The cybersecurity requirements themselves are identical for both categories. The primary differences lie in the supervisory approach and the maximum penalties.

Non-EU Organizations

NIS 2 has extraterritorial reach. If your organization is established outside the EU but provides services within the EU in a covered sector, you may need to comply. Specifically:

• DNS service providers, TLD name registries, cloud computing providers, data center providers, CDN providers, managed service providers, managed security service providers, and online marketplaces, search engines, or social networking platforms must designate a representative in the EU
• The representative must be established in one of the member states where the entity provides services
• Failure to designate a representative does not exempt the entity from NIS 2 obligations

What Happens if You Do Not Comply?

Non-compliance carries significant consequences:

• Financial penalties: Up to 10M or 2% of global turnover for essential entities, 7M or 1.4% for important entities
• Management liability: Senior management can be held personally accountable
• Operational restrictions: Authorities can temporarily suspend certifications or activities
• Reputational damage: Compliance status may become a factor in business relationships and contracts
• Increased scrutiny: Non-compliance may trigger more frequent and intensive supervisory reviews

Common Questions

Do startups need to comply with NIS 2?

Most startups are exempt because they fall below the size thresholds (50 employees or 10M turnover). However, startups in certain categories like trust service providers or DNS providers must comply regardless of size. Additionally, startups growing rapidly should plan ahead since crossing the threshold triggers compliance obligations.
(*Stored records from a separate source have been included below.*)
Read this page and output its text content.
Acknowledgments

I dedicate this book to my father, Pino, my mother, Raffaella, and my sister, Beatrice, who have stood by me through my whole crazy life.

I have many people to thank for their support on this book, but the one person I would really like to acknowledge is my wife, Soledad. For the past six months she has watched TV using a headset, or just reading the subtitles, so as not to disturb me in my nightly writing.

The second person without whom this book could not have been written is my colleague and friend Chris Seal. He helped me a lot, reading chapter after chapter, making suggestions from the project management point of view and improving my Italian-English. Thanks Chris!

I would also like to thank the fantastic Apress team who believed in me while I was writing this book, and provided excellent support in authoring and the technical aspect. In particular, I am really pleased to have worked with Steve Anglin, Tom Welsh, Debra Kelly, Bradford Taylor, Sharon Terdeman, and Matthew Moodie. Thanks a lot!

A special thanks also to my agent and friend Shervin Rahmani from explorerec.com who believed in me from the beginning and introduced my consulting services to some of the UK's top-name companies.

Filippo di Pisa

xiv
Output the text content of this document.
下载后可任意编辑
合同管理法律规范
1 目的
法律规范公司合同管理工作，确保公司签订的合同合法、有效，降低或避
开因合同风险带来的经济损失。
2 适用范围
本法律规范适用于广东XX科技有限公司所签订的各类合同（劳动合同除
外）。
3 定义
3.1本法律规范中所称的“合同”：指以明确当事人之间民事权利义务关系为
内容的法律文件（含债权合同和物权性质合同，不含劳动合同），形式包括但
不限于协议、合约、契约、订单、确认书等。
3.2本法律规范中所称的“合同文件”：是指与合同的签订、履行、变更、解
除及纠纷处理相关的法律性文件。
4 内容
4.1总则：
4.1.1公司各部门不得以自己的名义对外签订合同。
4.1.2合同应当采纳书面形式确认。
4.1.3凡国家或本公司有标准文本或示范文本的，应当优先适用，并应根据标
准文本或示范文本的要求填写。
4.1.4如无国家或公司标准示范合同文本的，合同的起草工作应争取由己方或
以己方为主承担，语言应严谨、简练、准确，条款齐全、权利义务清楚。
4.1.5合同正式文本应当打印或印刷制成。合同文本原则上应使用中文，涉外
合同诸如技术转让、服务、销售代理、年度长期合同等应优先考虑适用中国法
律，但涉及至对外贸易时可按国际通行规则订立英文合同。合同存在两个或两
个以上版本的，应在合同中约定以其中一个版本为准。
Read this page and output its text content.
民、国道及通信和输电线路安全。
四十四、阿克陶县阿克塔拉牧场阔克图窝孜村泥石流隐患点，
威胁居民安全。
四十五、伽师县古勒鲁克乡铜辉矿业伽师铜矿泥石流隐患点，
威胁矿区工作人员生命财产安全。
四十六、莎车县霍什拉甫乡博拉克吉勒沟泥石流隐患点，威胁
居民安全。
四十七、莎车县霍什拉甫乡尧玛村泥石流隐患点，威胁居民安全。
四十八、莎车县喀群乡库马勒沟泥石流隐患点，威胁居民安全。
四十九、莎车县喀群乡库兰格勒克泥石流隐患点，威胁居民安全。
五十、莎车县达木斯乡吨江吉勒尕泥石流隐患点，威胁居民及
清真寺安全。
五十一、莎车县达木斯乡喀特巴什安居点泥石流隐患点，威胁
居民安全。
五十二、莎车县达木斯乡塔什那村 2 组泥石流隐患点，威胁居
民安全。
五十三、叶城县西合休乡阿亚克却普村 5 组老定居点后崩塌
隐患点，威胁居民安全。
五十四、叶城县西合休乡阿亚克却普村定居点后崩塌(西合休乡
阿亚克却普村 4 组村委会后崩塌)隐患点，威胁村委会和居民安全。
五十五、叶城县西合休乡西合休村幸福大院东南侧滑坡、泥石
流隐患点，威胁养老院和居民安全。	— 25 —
Does NIS 2 apply to SaaS companies?

It depends on the sector and size. SaaS companies that qualify as managed service providers, cloud computing services, or digital infrastructure providers may fall within scope. If your SaaS product serves essential or important entities, you may also face indirect obligations through your customers' supply chain requirements.

How does NIS 2 interact with national law?

NIS 2 is a directive, meaning each EU member state must transpose it into national law. The directive sets minimum requirements, but member states can adopt stricter measures. Organizations should check their local transposition for any additional requirements beyond the directive's baseline.